The $OUTPUT_DIR/logs/training_log.txt file shows values for Train RMSE, Validation RMSE and Train time:

INFO:root:Starting training on 639009 samples with batch size 512...
INFO:root:======> Train RMSE: 7.5889
INFO:root:======> Validation RMSE: 7.5917
INFO:root:=======> Train time : 467 seconds
INFO:root:Saving model...
INFO:tensorflow:Assets written to: demand-forecasting/output/saved_models/intel/

The $OUTPUT_DIR/logs/inference.txt contains the value for Average Inference Time:

INFO:root:Starting inference on batch size 512 for 100 iterations
INFO:root:=======> Average Inference Time : 0.007982 seconds

Inference on the newly quantized model execution command creates the $OUTPUT_DIR/logs/quantize_inc_inference_log.txt file that contains Average Inference Time value:

INFO:root:Starting inference on batch size 512 for 100 iterations
INFO:root:=======> Average Inference Time : 0.005064 seconds

Generated models will be saved in $OUTPUT_DIR/saved_models/intel/:

assets/
fingerprint.pb
keras_metadata.pb
saved_frozen_int8_model.pb
saved_frozen_model.pb
saved_model.pb
variables/

Summary and Next Steps

Demand Forecasting is a pivotal and ever-present component of many business decisions. The ability for an analyst to quickly train a complex model and forecast into the future, whether to analyze a hypothesis or to make key decisions can heavily impact the day or time to market products. This reference kit implementation provides a performance-optimized guide around demand forecasting using Deep Learning related use cases that be easily scaled across similar use cases.

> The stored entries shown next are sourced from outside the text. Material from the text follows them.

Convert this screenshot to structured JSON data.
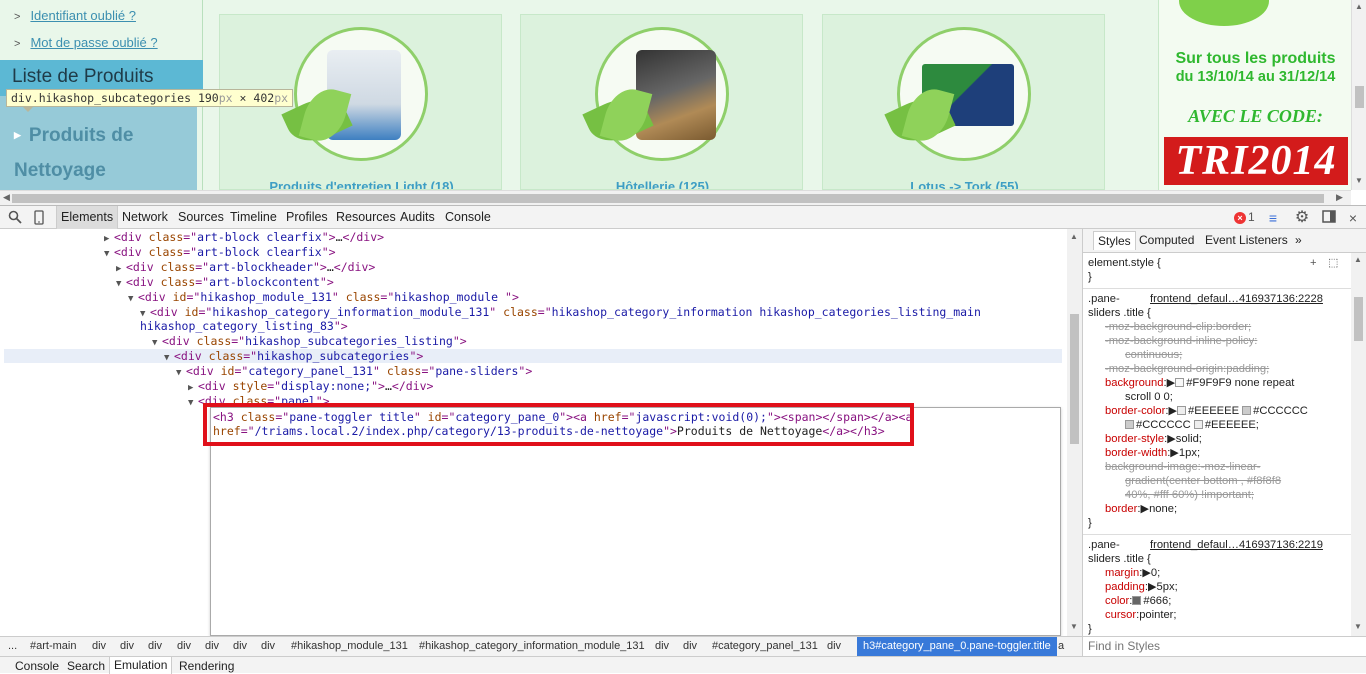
{
  "website": {
    "links": [
      "Identifiant oublié ?",
      "Mot de passe oublié ?"
    ],
    "list_heading": "Liste de Produits",
    "subcategory": "Produits de Nettoyage",
    "tooltip": {
      "selector": "div.hikashop_subcategories",
      "width": "190",
      "times": "×",
      "height": "402",
      "unit": "px"
    },
    "products": [
      {
        "title": "Produits d'entretien Light (18)",
        "color": "#dfe8ef"
      },
      {
        "title": "Hôtellerie (125)",
        "color": "#4a4a4a"
      },
      {
        "title": "Lotus -> Tork (55)",
        "color": "#2a4a8a"
      }
    ],
    "promo": {
      "line1": "Sur tous les produits",
      "line2": "du 13/10/14 au 31/12/14",
      "line3": "AVEC LE CODE:",
      "code": "TRI2014"
    }
  },
  "devtools": {
    "tabs": [
      "Elements",
      "Network",
      "Sources",
      "Timeline",
      "Profiles",
      "Resources",
      "Audits",
      "Console"
    ],
    "active_tab": "Elements",
    "error_count": "1",
    "dom": [
      {
        "tw": "▶",
        "parts": [
          [
            "tg",
            "<div "
          ],
          [
            "an",
            "class"
          ],
          [
            "tg",
            "=\""
          ],
          [
            "av",
            "art-block clearfix"
          ],
          [
            "tg",
            "\">"
          ],
          [
            "tx",
            "…"
          ],
          [
            "tg",
            "</div>"
          ]
        ]
      },
      {
        "tw": "▼",
        "parts": [
          [
            "tg",
            "<div "
          ],
          [
            "an",
            "class"
          ],
          [
            "tg",
            "=\""
          ],
          [
            "av",
            "art-block clearfix"
          ],
          [
            "tg",
            "\">"
          ]
        ]
      },
      {
        "tw": "▶",
        "parts": [
          [
            "tg",
            "<div "
          ],
          [
            "an",
            "class"
          ],
          [
            "tg",
            "=\""
          ],
          [
            "av",
            "art-blockheader"
          ],
          [
            "tg",
            "\">"
          ],
          [
            "tx",
            "…"
          ],
          [
            "tg",
            "</div>"
          ]
        ]
      },
      {
        "tw": "▼",
        "parts": [
          [
            "tg",
            "<div "
          ],
          [
            "an",
            "class"
          ],
          [
            "tg",
            "=\""
          ],
          [
            "av",
            "art-blockcontent"
          ],
          [
            "tg",
            "\">"
          ]
        ]
      },
      {
        "tw": "▼",
        "parts": [
          [
            "tg",
            "<div "
          ],
          [
            "an",
            "id"
          ],
          [
            "tg",
            "=\""
          ],
          [
            "av",
            "hikashop_module_131"
          ],
          [
            "tg",
            "\" "
          ],
          [
            "an",
            "class"
          ],
          [
            "tg",
            "=\""
          ],
          [
            "av",
            "hikashop_module "
          ],
          [
            "tg",
            "\">"
          ]
        ]
      },
      {
        "tw": "▼",
        "parts": [
          [
            "tg",
            "<div "
          ],
          [
            "an",
            "id"
          ],
          [
            "tg",
            "=\""
          ],
          [
            "av",
            "hikashop_category_information_module_131"
          ],
          [
            "tg",
            "\" "
          ],
          [
            "an",
            "class"
          ],
          [
            "tg",
            "=\""
          ],
          [
            "av",
            "hikashop_category_information hikashop_categories_listing_main"
          ]
        ]
      },
      {
        "tw": "",
        "parts": [
          [
            "av",
            "hikashop_category_listing_83"
          ],
          [
            "tg",
            "\">"
          ]
        ]
      },
      {
        "tw": "▼",
        "parts": [
          [
            "tg",
            "<div "
          ],
          [
            "an",
            "class"
          ],
          [
            "tg",
            "=\""
          ],
          [
            "av",
            "hikashop_subcategories_listing"
          ],
          [
            "tg",
            "\">"
          ]
        ]
      },
      {
        "tw": "▼",
        "parts": [
          [
            "tg",
            "<div "
          ],
          [
            "an",
            "class"
          ],
          [
            "tg",
            "=\""
          ],
          [
            "av",
            "hikashop_subcategories"
          ],
          [
            "tg",
            "\">"
          ]
        ]
      },
      {
        "tw": "▼",
        "parts": [
          [
            "tg",
            "<div "
          ],
          [
            "an",
            "id"
          ],
          [
            "tg",
            "=\""
          ],
          [
            "av",
            "category_panel_131"
          ],
          [
            "tg",
            "\" "
          ],
          [
            "an",
            "class"
          ],
          [
            "tg",
            "=\""
          ],
          [
            "av",
            "pane-sliders"
          ],
          [
            "tg",
            "\">"
          ]
        ]
      },
      {
        "tw": "▶",
        "parts": [
          [
            "tg",
            "<div "
          ],
          [
            "an",
            "style"
          ],
          [
            "tg",
            "=\""
          ],
          [
            "av",
            "display:none;"
          ],
          [
            "tg",
            "\">"
          ],
          [
            "tx",
            "…"
          ],
          [
            "tg",
            "</div>"
          ]
        ]
      },
      {
        "tw": "▼",
        "parts": [
          [
            "tg",
            "<div "
          ],
          [
            "an",
            "class"
          ],
          [
            "tg",
            "=\""
          ],
          [
            "av",
            "panel"
          ],
          [
            "tg",
            "\">"
          ]
        ]
      }
    ],
    "editor_lines": [
      [
        [
          "tg",
          "<h3 "
        ],
        [
          "an",
          "class"
        ],
        [
          "tg",
          "=\""
        ],
        [
          "av",
          "pane-toggler title"
        ],
        [
          "tg",
          "\" "
        ],
        [
          "an",
          "id"
        ],
        [
          "tg",
          "=\""
        ],
        [
          "av",
          "category_pane_0"
        ],
        [
          "tg",
          "\"><a "
        ],
        [
          "an",
          "href"
        ],
        [
          "tg",
          "=\""
        ],
        [
          "av",
          "javascript:void(0);"
        ],
        [
          "tg",
          "\"><span></span></a><a"
        ]
      ],
      [
        [
          "an",
          "href"
        ],
        [
          "tg",
          "=\""
        ],
        [
          "av",
          "/triams.local.2/index.php/category/13-produits-de-nettoyage"
        ],
        [
          "tg",
          "\">"
        ],
        [
          "tx",
          "Produits de Nettoyage"
        ],
        [
          "tg",
          "</a></h3>"
        ]
      ]
    ],
    "styles_tabs": [
      "Styles",
      "Computed",
      "Event Listeners",
      "»"
    ],
    "element_style": "element.style {",
    "close_brace": "}",
    "rule1": {
      "selector1": ".pane-",
      "selector2": "sliders .title {",
      "source": "frontend_defaul…416937136:2228",
      "props": [
        {
          "name": "-moz-background-clip",
          "value": "border;",
          "strike": true
        },
        {
          "name": "-moz-background-inline-policy",
          "value": "",
          "strike": true
        },
        {
          "name": "",
          "value": "continuous;",
          "strike": true,
          "indent": true
        },
        {
          "name": "-moz-background-origin",
          "value": "padding;",
          "strike": true
        },
        {
          "name": "background",
          "value": "#F9F9F9 none repeat",
          "arrow": true,
          "swatch": "#F9F9F9"
        },
        {
          "name": "",
          "value": "scroll 0 0;",
          "indent": true
        },
        {
          "name": "border-color",
          "value": "#EEEEEE",
          "arrow": true,
          "swatch": "#EEEEEE",
          "extra": "#CCCCCC",
          "extra_swatch": "#CCCCCC"
        },
        {
          "name": "",
          "value": "#CCCCCC",
          "indent": true,
          "swatch": "#CCCCCC",
          "extra": "#EEEEEE;",
          "extra_swatch": "#EEEEEE"
        },
        {
          "name": "border-style",
          "value": "solid;",
          "arrow": true
        },
        {
          "name": "border-width",
          "value": "1px;",
          "arrow": true
        },
        {
          "name": "background-image",
          "value": "-moz-linear-",
          "strike": true
        },
        {
          "name": "",
          "value": "gradient(center bottom , #f8f8f8",
          "strike": true,
          "indent": true
        },
        {
          "name": "",
          "value": "40%, #fff 60%) !important;",
          "strike": true,
          "indent": true
        },
        {
          "name": "border",
          "value": "none;",
          "arrow": true
        }
      ]
    },
    "rule2": {
      "selector1": ".pane-",
      "selector2": "sliders .title {",
      "source": "frontend_defaul…416937136:2219",
      "props": [
        {
          "name": "margin",
          "value": "0;",
          "arrow": true
        },
        {
          "name": "padding",
          "value": "5px;",
          "arrow": true
        },
        {
          "name": "color",
          "value": "#666;",
          "swatch": "#666666"
        },
        {
          "name": "cursor",
          "value": "pointer;"
        }
      ]
    },
    "breadcrumbs": [
      "...",
      "#art-main",
      "div",
      "div",
      "div",
      "div",
      "div",
      "div",
      "div",
      "#hikashop_module_131",
      "#hikashop_category_information_module_131",
      "div",
      "div",
      "#category_panel_131",
      "div",
      "h3#category_pane_0.pane-toggler.title",
      "a"
    ],
    "find_placeholder": "Find in Styles",
    "drawer_tabs": [
      "Console",
      "Search",
      "Emulation",
      "Rendering"
    ],
    "active_drawer": "Emulation"
  }
}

Training is conducted using Intel® oneAPI Optimizations for TensorFlow* to accelerate performance using oneDNN optimizations.

When it is necessary to forecast demand across a large catalog of items and stores, it is often desirable to predict in large batches to process the workload as quickly as possible. For more complex models, it may also be desirable to reduce the size of the model with minimal accuracy impact to scale the solutions. This use case utilizes model quantization techniques from Intel® Neural Compressor.

Learn More

For more information about or to read about other relevant workflow examples, see these guides and software resources:

Support

If you have questions or issues about this use case, want help with troubleshooting, want to report a bug or submit enhancement requests, please submit a GitHub issue.

Appendix

*Names and brands that may be claimed as the property of others. Trademarks.

Disclaimers

To the extent that any public or non-Intel datasets or models are referenced by or accessed using tools or code on this site those datasets or models are provided by the third party indicated as the content source. Intel does not create the content and does not warrant its accuracy or quality. By accessing the public content, or using materials trained on or with such content, you agree to the terms associated with that content and that your use complies with the applicable license.

Intel expressly disclaims the accuracy, adequacy, or completeness of any such public content, and is not liable for any errors, omissions, or defects in the content, or for any reliance on the content. Intel is not liable for any liability or damages relating to your use of public content.